O meu cantar,
o cantar de todos nós, o cantar de cada um… o meu cantar, direi eu outra vez,
pois eu sou a coisa mais importante na vida, na minha vida, outrora na tua vida
vestida ou despida. A mais linda, a mais perfeita, a única, a concreta, a “minha”
tua… para sempre…
Estes olhos
que choram, o teu corpo que foi, este tão só e esse tão sozinho… metades de um
só, dividido em dois por orgulho… danados estes corpos tão frios quanto os
corpos da morgue, tão frios quando o gelo gélido, como o frio do meu coração, do
teu… do teu coração.
Foste muito,
foste tudo, foste algo imprescindível. Fostes e sois e sereis tão único e imprescindível…

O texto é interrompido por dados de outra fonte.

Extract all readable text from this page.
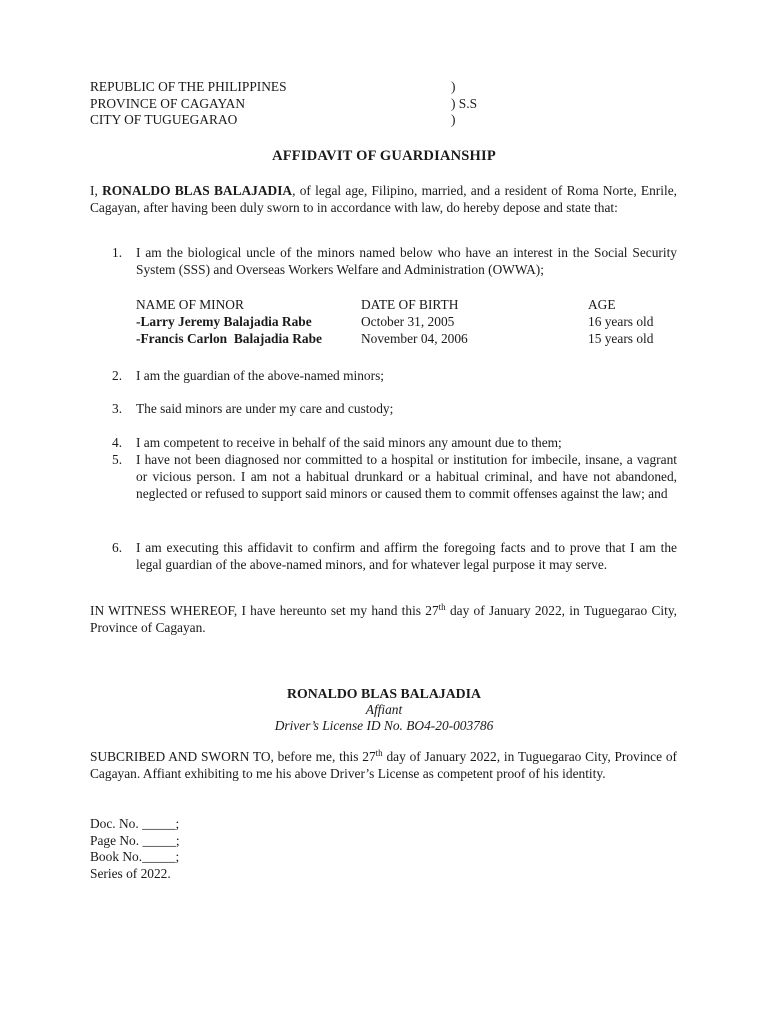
REPUBLIC OF THE PHILIPPINES	)
PROVINCE OF CAGAYAN	) S.S
CITY OF TUGUEGARAO	)
AFFIDAVIT OF GUARDIANSHIP
I, RONALDO BLAS BALAJADIA, of legal age, Filipino, married, and a resident of Roma Norte, Enrile, Cagayan, after having been duly sworn to in accordance with law, do hereby depose and state that:
1. I am the biological uncle of the minors named below who have an interest in the Social Security System (SSS) and Overseas Workers Welfare and Administration (OWWA);
2. I am the guardian of the above-named minors;
3. The said minors are under my care and custody;
4. I am competent to receive in behalf of the said minors any amount due to them;
5. I have not been diagnosed nor committed to a hospital or institution for imbecile, insane, a vagrant or vicious person. I am not a habitual drunkard or a habitual criminal, and have not abandoned, neglected or refused to support said minors or caused them to commit offenses against the law; and
6. I am executing this affidavit to confirm and affirm the foregoing facts and to prove that I am the legal guardian of the above-named minors, and for whatever legal purpose it may serve.
NAME OF MINOR	DATE OF BIRTH	AGE
-Larry Jeremy Balajadia Rabe	October 31, 2005	16 years old
-Francis Carlon  Balajadia Rabe	November 04, 2006	15 years old
IN WITNESS WHEREOF, I have hereunto set my hand this 27th day of January 2022, in Tuguegarao City, Province of Cagayan.
RONALDO BLAS BALAJADIA
Affiant
Driver’s License ID No. BO4-20-003786
SUBCRIBED AND SWORN TO, before me, this 27th day of January 2022, in Tuguegarao City, Province of Cagayan. Affiant exhibiting to me his above Driver’s License as competent proof of his identity.
Doc. No. _____;
Page No. _____;
Book No._____;
Series of 2022.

criastes em mim o fogo da vida, assim como me inundaste da mais negra dor, do quão
negra a dor pode ser, num acumular de vidas perdidas e sofridas associando-lhes
os órfãos vivos que cá ficam a sofrer pela dor mais sofrida do sofrimento
sofrido.
Não entendeis…
também não quero que entendas, apenas escrevo o que a minha alma me obriga, o
que o meu pensamento expõe e me faz ver… não posso expressar por imagens todos
os meus pensares, mas posso escreve-los e relata-los da melhor forma, como eu
quiser, como a minha mente me manda. Pois ainda sou livre da liberdade em que
me encontro, de tão livre ser que liberta vou por aqui fora… tão livre que sem
ti o meu coração chora desta liberdade tão livre em que estou agora.
Podes… podeis
fazer de mim pouco, que não importa, quero sentir-me presa, ser quem era até
agora… mas apetece-me morrer, arrancar estas entranhas e fazer de mim lixo numa
valeta, saltar de um prédio e sentir o êxtase a correr em mim, quero morrer e
perder esta vida que já nada me importa. Quero que leves de mim toda a vontade
de viver, pois estas batalhas perdidas são tiros na cabeça, mas eu não morro,
somente caio… e caí.
Morrer desta
morte matada que mais morta não poderei estar. Leva este corpo daqui para fora,
já não o posso mais olhar, este corpo que trabalhou, orou, amou, sofreu… mas
tão sofrido de quão sofrida é esta morte morrida…
Sem ti não sou
nada, sem ti não há para onde ir… para onde vou, para quê ir? Chorar, chorei, destas
lágrimas tão intensas e densas do quão duro são as pedras do rio… vê-me chorar,
arrancar a alma deste que hoje já não é que foi. Quão duro é ser, quão duro
será ser…
Pega em mim, vê… ama-me como se
fosse a ultima vez e tira-me esta dor, este amor de ser quem sou.